An Easier Decision Than I Expected August 31, 2005
After several attempts to get through on our iffy phone lines courtesy of the hurricane, I got ahold of my IVF coordinator in Houston yesterday. The first thing she told me was that I needed to go back for another ultrasound next week. I was stunned. There was no question in my mind that yesterday’s ultrasound was the final nail in the coffin. She said she would talk to my RE and call me back.
After some more phone line nonsense, I talked to her again later yesterday afternoon. She said that my RE agreed with me that there was no need for another ultrasound. It doesn’t matter whose equipment you’re using, if you’re seeing a sac that measures 2.5 weeks behind with no fetal pole or heartbeat at 7.5 weeks, it’s over. Thank goodness I don’t have to go through more ultrasound torture.
I then talked to her about my options as to how to proceed. I already knew what they were: 1) natural miscarriage, 2) drug induced miscarriage, or 3) D&C, but I wanted their opinion on the matter. She said that my RE preferred that I go the natural route, but that I could do the drug induced thing or D&C if I wanted to use the RE here.
I was really torn yesterday. I’ve never done this before, so I had no clue what to do. I know that doing the natural thing can be very painful and it could potentially mean quite a wait. On the other hand, using the meds to get things started would eliminate the wait but would require more monitoring and could cause some not so nice side effects. Then there’s the D&C. Obviously, that gets things over and done with in one fell swoop, but it would have to be done with a doctor who I really don’t know or trust.

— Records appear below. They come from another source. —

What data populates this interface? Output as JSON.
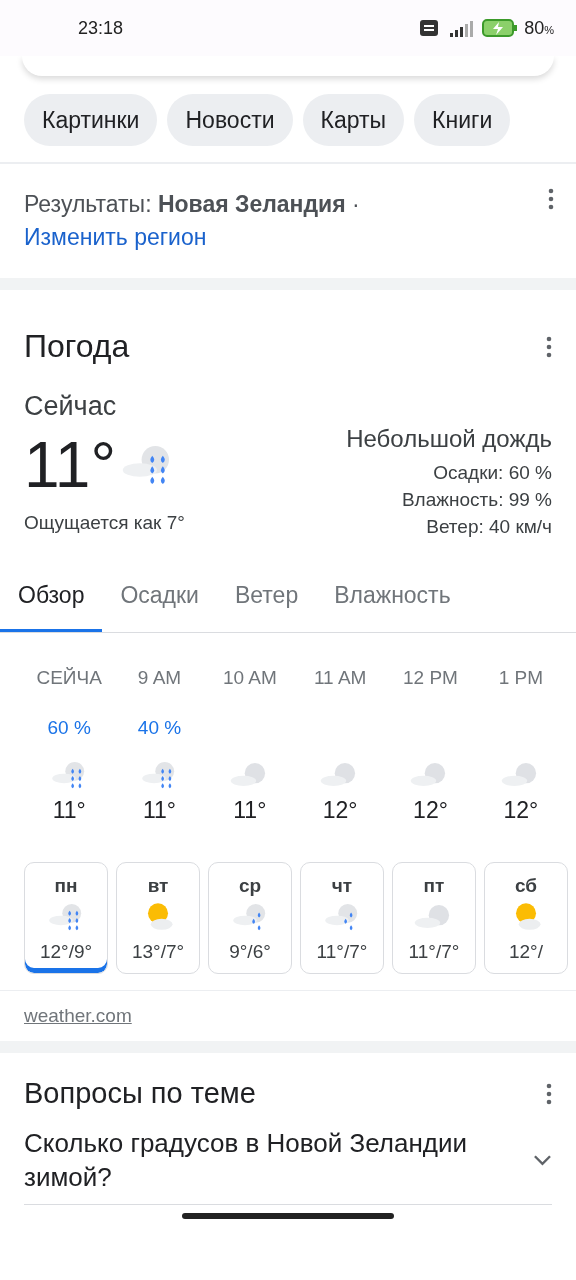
{
  "status_bar": {
    "time": "23:18",
    "battery": "80",
    "battery_unit": "%"
  },
  "chips": [
    {
      "label": "Картинки"
    },
    {
      "label": "Новости"
    },
    {
      "label": "Карты"
    },
    {
      "label": "Книги"
    }
  ],
  "region": {
    "prefix": "Результаты: **Новая Зеландия** ·",
    "link": "Изменить регион"
  },
  "weather": {
    "title": "Погода",
    "now_label": "Сейчас",
    "temperature": "11°",
    "kind": "rain",
    "feels_like": "Ощущается как 7°",
    "condition": "Небольшой дождь",
    "details": [
      "Осадки: 60 %",
      "Влажность: 99 %",
      "Ветер: 40 км/ч"
    ],
    "tabs": [
      {
        "label": "Обзор",
        "selected": true
      },
      {
        "label": "Осадки",
        "selected": false
      },
      {
        "label": "Ветер",
        "selected": false
      },
      {
        "label": "Влажность",
        "selected": false
      }
    ],
    "hours": [
      {
        "time": "СЕЙЧА",
        "precip": "60 %",
        "kind": "rain",
        "temp": "11°"
      },
      {
        "time": "9 AM",
        "precip": "40 %",
        "kind": "rain",
        "temp": "11°"
      },
      {
        "time": "10 AM",
        "kind": "cloudy",
        "temp": "11°"
      },
      {
        "time": "11 AM",
        "kind": "cloudy",
        "temp": "12°"
      },
      {
        "time": "12 PM",
        "kind": "cloudy",
        "temp": "12°"
      },
      {
        "time": "1 PM",
        "kind": "cloudy",
        "temp": "12°"
      }
    ],
    "days": [
      {
        "day": "пн",
        "kind": "rain",
        "temps": "12°/9°",
        "selected": true
      },
      {
        "day": "вт",
        "kind": "sunny",
        "temps": "13°/7°",
        "selected": false
      },
      {
        "day": "ср",
        "kind": "showers",
        "temps": "9°/6°",
        "selected": false
      },
      {
        "day": "чт",
        "kind": "showers",
        "temps": "11°/7°",
        "selected": false
      },
      {
        "day": "пт",
        "kind": "cloudy",
        "temps": "11°/7°",
        "selected": false
      },
      {
        "day": "сб",
        "kind": "sunny",
        "temps": "12°/",
        "selected": false
      }
    ],
    "source": "weather.com"
  },
  "questions": {
    "title": "Вопросы по теме",
    "items": [
      {
        "text": "Сколько градусов в Новой Зеландии зимой?",
        "expanded": false
      }
    ]
  }
}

I decided to sleep on it last night. Today my body made the decision for me. I stopped PIO yesterday, enjoying my first “no giant injection in my ass” night in 5.5 weeks, and to my surprise, I’ve already started spotting today. I really didn’t expect that to happen this quickly, but it’s a signal to me that my body is ready to do it’s thing, so I’m going to let it.

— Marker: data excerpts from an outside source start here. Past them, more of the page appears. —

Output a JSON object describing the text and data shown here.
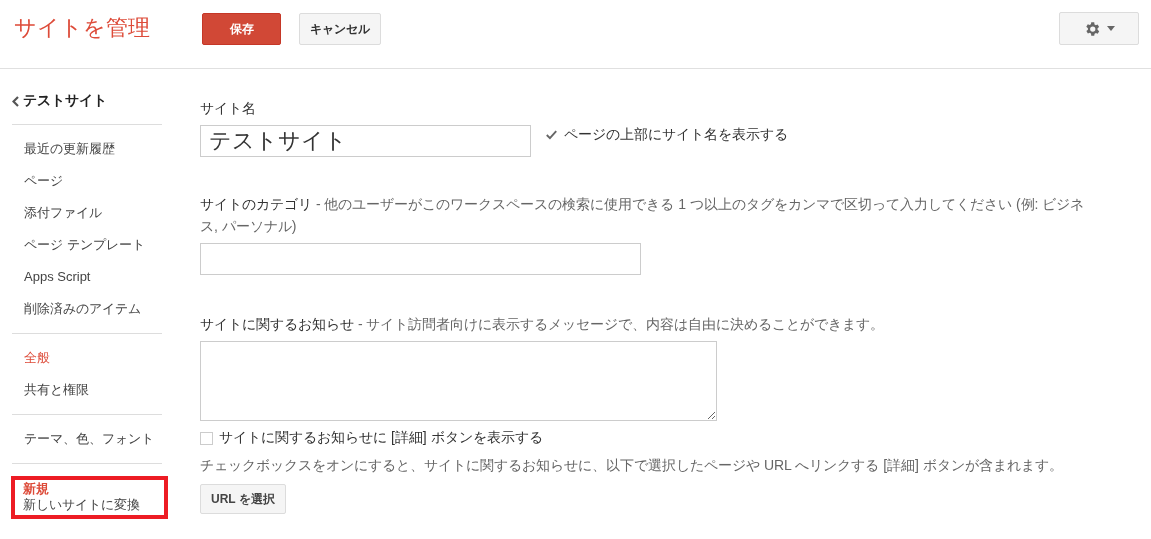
{
  "header": {
    "title": "サイトを管理",
    "save_button": "保存",
    "cancel_button": "キャンセル"
  },
  "sidebar": {
    "back_link": "テストサイト",
    "groups": [
      {
        "highlighted": false,
        "items": [
          {
            "label": "最近の更新履歴",
            "selected": false
          },
          {
            "label": "ページ",
            "selected": false
          },
          {
            "label": "添付ファイル",
            "selected": false
          },
          {
            "label": "ページ テンプレート",
            "selected": false
          },
          {
            "label": "Apps Script",
            "selected": false
          },
          {
            "label": "削除済みのアイテム",
            "selected": false
          }
        ]
      },
      {
        "highlighted": false,
        "items": [
          {
            "label": "全般",
            "selected": true
          },
          {
            "label": "共有と権限",
            "selected": false
          }
        ]
      },
      {
        "highlighted": false,
        "items": [
          {
            "label": "テーマ、色、フォント",
            "selected": false
          }
        ]
      },
      {
        "highlighted": true,
        "badge": "新規",
        "items": [
          {
            "label": "新しいサイトに変換",
            "selected": false
          }
        ]
      }
    ]
  },
  "form": {
    "site_name": {
      "label": "サイト名",
      "value": "テストサイト",
      "show_title_checkbox": {
        "label": "ページの上部にサイト名を表示する",
        "checked": true
      }
    },
    "category": {
      "label": "サイトのカテゴリ",
      "description": " - 他のユーザーがこのワークスペースの検索に使用できる 1 つ以上のタグをカンマで区切って入力してください (例: ビジネス, パーソナル)"
    },
    "announcement": {
      "label": "サイトに関するお知らせ",
      "description": " - サイト訪問者向けに表示するメッセージで、内容は自由に決めることができます。",
      "details_checkbox": {
        "label": "サイトに関するお知らせに [詳細] ボタンを表示する",
        "checked": false
      },
      "help": "チェックボックスをオンにすると、サイトに関するお知らせに、以下で選択したページや URL へリンクする [詳細] ボタンが含まれます。",
      "url_button": "URL を選択"
    }
  }
}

Thank you all for all of your support throughout all of this. I honestly don’t think I could make it without you guys.
- Posted in : IVF Part 5: IVF #3
- Author : amanda
Comments»
I’m glad they aren’t making you go through another week and u/s. I wish I had something better to say, but I’m so sorry. Stock up on cookies and movies and know that you have a lot of people thinking about you.
I am so sorry Amanda.
You are constantly in my thoughts.
I’m also glad that they didn’t make you wait another agonizing week waiting for an u/s. I’m still sorry this had to happen at all.
I know the coming days and weeks will be very hard…I’ve been thinking of you a lot. This shit is raw and painful and I so wish you weren’t going through it.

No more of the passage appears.